Sure, ideally someone would step up and do this who had fantastic resources, expertise and execution and the clout to guarantee storage for 50 or 100 years barring planetary catastrophe. As near as I can see, though, that institution is not around yet and the early days of the internet are being lost. At least someone is trying to do something.

Tom

vkaryl

6:51 pm on Jul 25, 2004 (gmt 0)

WebmasterWorld Senior Member 10+ Year Member



Actually the WayBackMachine has a copy of my earliest site available. It's embarrassing, yes. I was a total newbie to the world of the net, though I'd been using computers since 1984.

No matter that it's embarrassing, I'm glad it's still there. I was impressed by what I DID know back then, considering that I didn't know much; and I'm amazed at what I've learnt since - including how much I STILL have to learn!

Ergophobe, I too am glad that someone (no matter how incompent, assuming that to be true) has at least some of the "early net" stashed somewhere....

figment88

6:52 pm on Jul 25, 2004 (gmt 0)

WebmasterWorld Senior Member 10+ Year Member



ergophobe, I do not really care to comment on your more general point. If you care to discuss the value of the WayBackMachine, start a new topic.
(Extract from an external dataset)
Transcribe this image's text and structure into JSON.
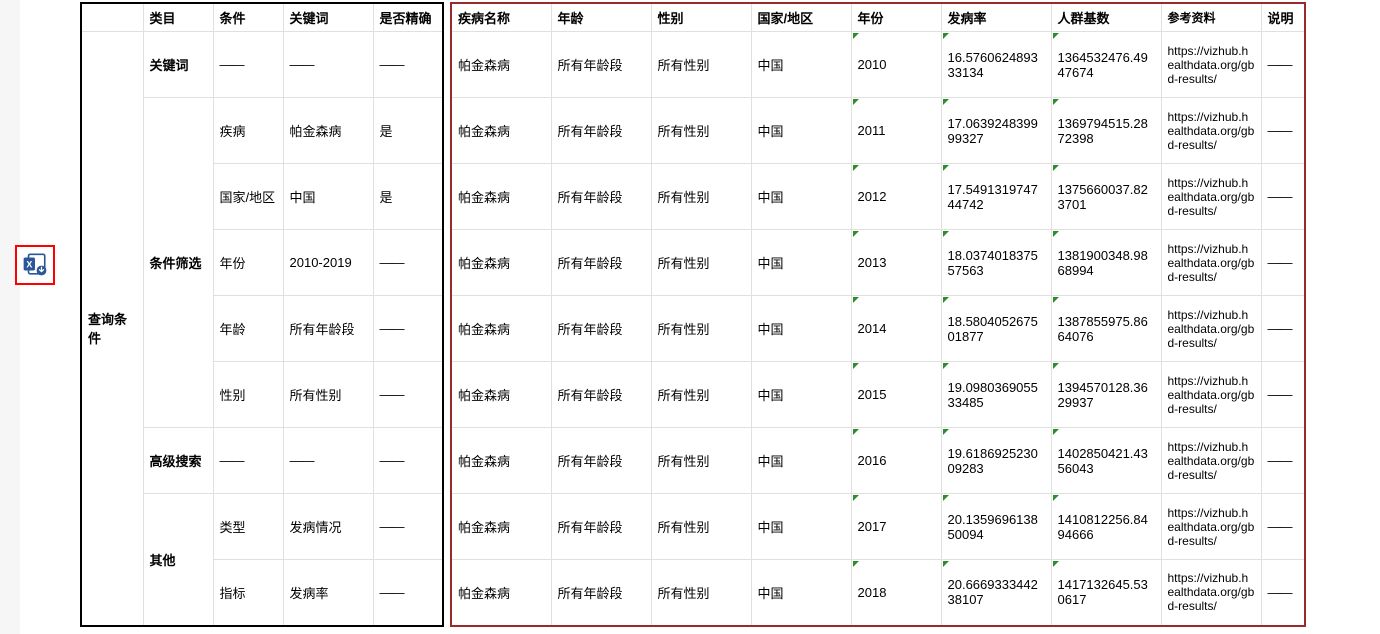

I was responding to the original poster with my thought that a possible reason the archive seems to ignore the robots.txt is incompetence. I am not even voicing an opinion on whether this is the most likely reason. I am just saying that sometimes things don't work like you expect because they are broken.

plumsauce

7:16 pm on Jul 25, 2004 (gmt 0)

WebmasterWorld Senior Member 10+ Year Member



Where are you getting this information. They do not and can not claim copyright on any materials in the IA any more than the Library of Congress claims copyright over the books that are in there. This is just alarmist.

Ergophobe,

The example I used was imdb.com, now owned by amazon. Their site *claims* copyright. Whether this claim is sustainable does not lessen the chilling effect of the purported claim. The relevant case law on this of course is Feistel vs. Rural Telephone. The *fact* that a certain actor appeared in a specific film is not open to copyright claim. Yet, imdb.com seeks to claim copyright on their compilation.
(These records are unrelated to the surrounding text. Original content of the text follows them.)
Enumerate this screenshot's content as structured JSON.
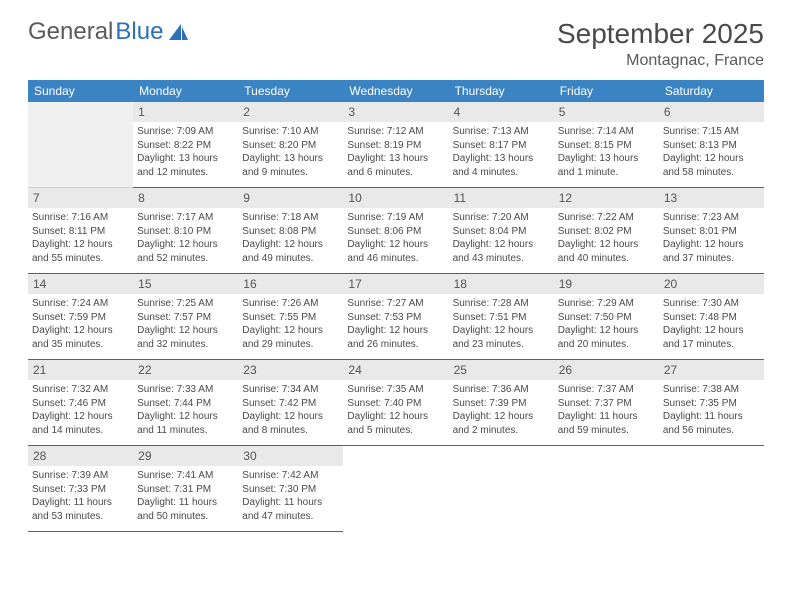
{
  "logo": {
    "text1": "General",
    "text2": "Blue"
  },
  "title": "September 2025",
  "location": "Montagnac, France",
  "header_bg": "#3b84c4",
  "daynum_bg": "#e9e9e9",
  "border_color": "#2f6aa3",
  "days_of_week": [
    "Sunday",
    "Monday",
    "Tuesday",
    "Wednesday",
    "Thursday",
    "Friday",
    "Saturday"
  ],
  "leading_blanks": 1,
  "trailing_blanks": 4,
  "days": [
    {
      "n": "1",
      "sunrise": "7:09 AM",
      "sunset": "8:22 PM",
      "daylight": "13 hours and 12 minutes."
    },
    {
      "n": "2",
      "sunrise": "7:10 AM",
      "sunset": "8:20 PM",
      "daylight": "13 hours and 9 minutes."
    },
    {
      "n": "3",
      "sunrise": "7:12 AM",
      "sunset": "8:19 PM",
      "daylight": "13 hours and 6 minutes."
    },
    {
      "n": "4",
      "sunrise": "7:13 AM",
      "sunset": "8:17 PM",
      "daylight": "13 hours and 4 minutes."
    },
    {
      "n": "5",
      "sunrise": "7:14 AM",
      "sunset": "8:15 PM",
      "daylight": "13 hours and 1 minute."
    },
    {
      "n": "6",
      "sunrise": "7:15 AM",
      "sunset": "8:13 PM",
      "daylight": "12 hours and 58 minutes."
    },
    {
      "n": "7",
      "sunrise": "7:16 AM",
      "sunset": "8:11 PM",
      "daylight": "12 hours and 55 minutes."
    },
    {
      "n": "8",
      "sunrise": "7:17 AM",
      "sunset": "8:10 PM",
      "daylight": "12 hours and 52 minutes."
    },
    {
      "n": "9",
      "sunrise": "7:18 AM",
      "sunset": "8:08 PM",
      "daylight": "12 hours and 49 minutes."
    },
    {
      "n": "10",
      "sunrise": "7:19 AM",
      "sunset": "8:06 PM",
      "daylight": "12 hours and 46 minutes."
    },
    {
      "n": "11",
      "sunrise": "7:20 AM",
      "sunset": "8:04 PM",
      "daylight": "12 hours and 43 minutes."
    },
    {
      "n": "12",
      "sunrise": "7:22 AM",
      "sunset": "8:02 PM",
      "daylight": "12 hours and 40 minutes."
    },
    {
      "n": "13",
      "sunrise": "7:23 AM",
      "sunset": "8:01 PM",
      "daylight": "12 hours and 37 minutes."
    },
    {
      "n": "14",
      "sunrise": "7:24 AM",
      "sunset": "7:59 PM",
      "daylight": "12 hours and 35 minutes."
    },
    {
      "n": "15",
      "sunrise": "7:25 AM",
      "sunset": "7:57 PM",
      "daylight": "12 hours and 32 minutes."
    },
    {
      "n": "16",
      "sunrise": "7:26 AM",
      "sunset": "7:55 PM",
      "daylight": "12 hours and 29 minutes."
    },
    {
      "n": "17",
      "sunrise": "7:27 AM",
      "sunset": "7:53 PM",
      "daylight": "12 hours and 26 minutes."
    },
    {
      "n": "18",
      "sunrise": "7:28 AM",
      "sunset": "7:51 PM",
      "daylight": "12 hours and 23 minutes."
    },
    {
      "n": "19",
      "sunrise": "7:29 AM",
      "sunset": "7:50 PM",
      "daylight": "12 hours and 20 minutes."
    },
    {
      "n": "20",
      "sunrise": "7:30 AM",
      "sunset": "7:48 PM",
      "daylight": "12 hours and 17 minutes."
    },
    {
      "n": "21",
      "sunrise": "7:32 AM",
      "sunset": "7:46 PM",
      "daylight": "12 hours and 14 minutes."
    },
    {
      "n": "22",
      "sunrise": "7:33 AM",
      "sunset": "7:44 PM",
      "daylight": "12 hours and 11 minutes."
    },
    {
      "n": "23",
      "sunrise": "7:34 AM",
      "sunset": "7:42 PM",
      "daylight": "12 hours and 8 minutes."
    },
    {
      "n": "24",
      "sunrise": "7:35 AM",
      "sunset": "7:40 PM",
      "daylight": "12 hours and 5 minutes."
    },
    {
      "n": "25",
      "sunrise": "7:36 AM",
      "sunset": "7:39 PM",
      "daylight": "12 hours and 2 minutes."
    },
    {
      "n": "26",
      "sunrise": "7:37 AM",
      "sunset": "7:37 PM",
      "daylight": "11 hours and 59 minutes."
    },
    {
      "n": "27",
      "sunrise": "7:38 AM",
      "sunset": "7:35 PM",
      "daylight": "11 hours and 56 minutes."
    },
    {
      "n": "28",
      "sunrise": "7:39 AM",
      "sunset": "7:33 PM",
      "daylight": "11 hours and 53 minutes."
    },
    {
      "n": "29",
      "sunrise": "7:41 AM",
      "sunset": "7:31 PM",
      "daylight": "11 hours and 50 minutes."
    },
    {
      "n": "30",
      "sunrise": "7:42 AM",
      "sunset": "7:30 PM",
      "daylight": "11 hours and 47 minutes."
    }
  ]
}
archive.org previously offered to *sell* a *licensed* copy of their archive for local usage. They, of course claim copyright on this compilation. I did not find this on the site just now. A program with similar features is now found at alexa.com. And it is *not* free.

But, archive.org still have:


Can people download sites from the collections?
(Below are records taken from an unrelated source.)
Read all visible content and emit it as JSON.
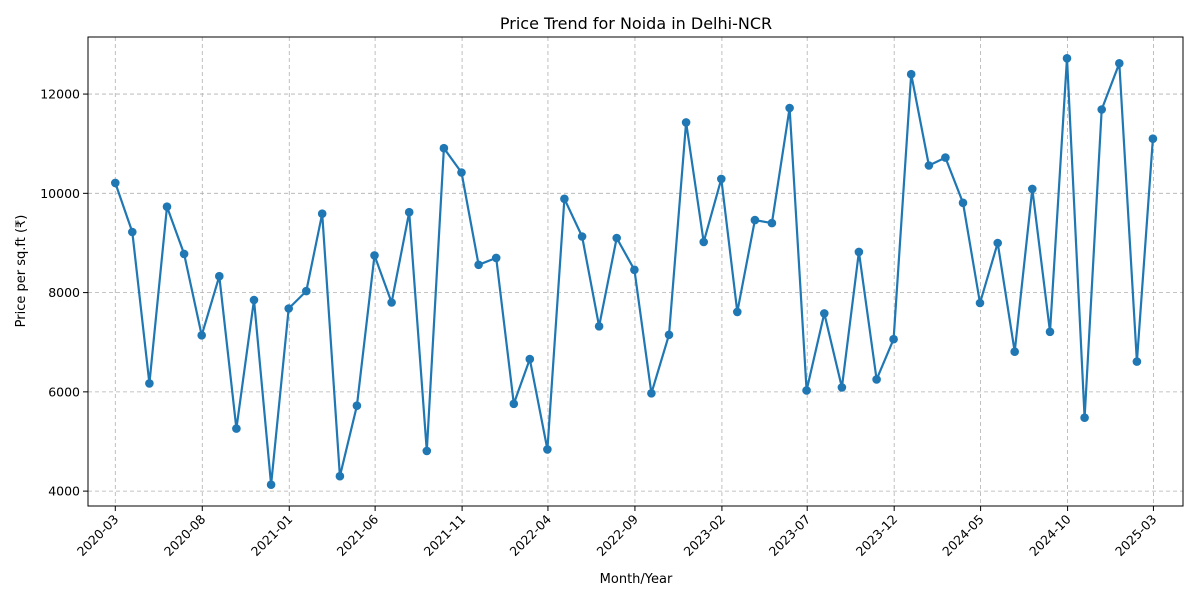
{
  "chart_data": {
    "type": "line",
    "title": "Price Trend for Noida in Delhi-NCR",
    "xlabel": "Month/Year",
    "ylabel": "Price per sq.ft (₹)",
    "xlim": [
      "2020-01-13",
      "2025-04-22"
    ],
    "ylim": [
      3700,
      13150
    ],
    "grid": true,
    "line_color": "#1f77b4",
    "x_ticks": [
      "2020-03",
      "2020-08",
      "2021-01",
      "2021-06",
      "2021-11",
      "2022-04",
      "2022-09",
      "2023-02",
      "2023-07",
      "2023-12",
      "2024-05",
      "2024-10",
      "2025-03"
    ],
    "y_ticks": [
      4000,
      6000,
      8000,
      10000,
      12000
    ],
    "y_tick_labels": [
      "4000",
      "6000",
      "8000",
      "10000",
      "12000"
    ],
    "series": [
      {
        "x": [
          "2020-03-01",
          "2020-03-31",
          "2020-04-30",
          "2020-05-31",
          "2020-06-30",
          "2020-07-31",
          "2020-08-31",
          "2020-09-30",
          "2020-10-31",
          "2020-11-30",
          "2020-12-31",
          "2021-01-31",
          "2021-02-28",
          "2021-03-31",
          "2021-04-30",
          "2021-05-31",
          "2021-06-30",
          "2021-07-31",
          "2021-08-31",
          "2021-09-30",
          "2021-10-31",
          "2021-11-30",
          "2021-12-31",
          "2022-01-31",
          "2022-02-28",
          "2022-03-31",
          "2022-04-30",
          "2022-05-31",
          "2022-06-30",
          "2022-07-31",
          "2022-08-31",
          "2022-09-30",
          "2022-10-31",
          "2022-11-30",
          "2022-12-31",
          "2023-01-31",
          "2023-02-28",
          "2023-03-31",
          "2023-04-30",
          "2023-05-31",
          "2023-06-30",
          "2023-07-31",
          "2023-08-31",
          "2023-09-30",
          "2023-10-31",
          "2023-11-30",
          "2023-12-31",
          "2024-01-31",
          "2024-02-29",
          "2024-03-31",
          "2024-04-30",
          "2024-05-31",
          "2024-06-30",
          "2024-07-31",
          "2024-08-31",
          "2024-09-30",
          "2024-10-31",
          "2024-11-30",
          "2024-12-31",
          "2025-01-31",
          "2025-02-28"
        ],
        "values": [
          10210,
          9220,
          6170,
          9730,
          8780,
          7140,
          8330,
          5260,
          7850,
          4130,
          7680,
          8030,
          9590,
          4300,
          5720,
          8750,
          7800,
          9620,
          4810,
          10910,
          10420,
          8560,
          8700,
          5760,
          6660,
          4840,
          9890,
          9130,
          7320,
          9100,
          8460,
          5970,
          7150,
          11430,
          9020,
          10290,
          7610,
          9460,
          9400,
          11720,
          6030,
          7580,
          6090,
          8820,
          6250,
          7060,
          12400,
          10560,
          10720,
          9810,
          7790,
          9000,
          6810,
          10090,
          7210,
          12720,
          5480,
          11690,
          12620,
          6610,
          11100
        ]
      }
    ]
  }
}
Our terms of use specify that users of the collections are not to copy data from the collections. If there are special circumstances that you think the Archive should consider, please contact info@.

so the flow is arhive.org->alexa.com->amazon.com

I do not object to the presentation or collection of material. I *do* object to the taking of material and subsequently claiming copyright on it.

How long before amazon decides to *fund* and then monetize dmoz.org?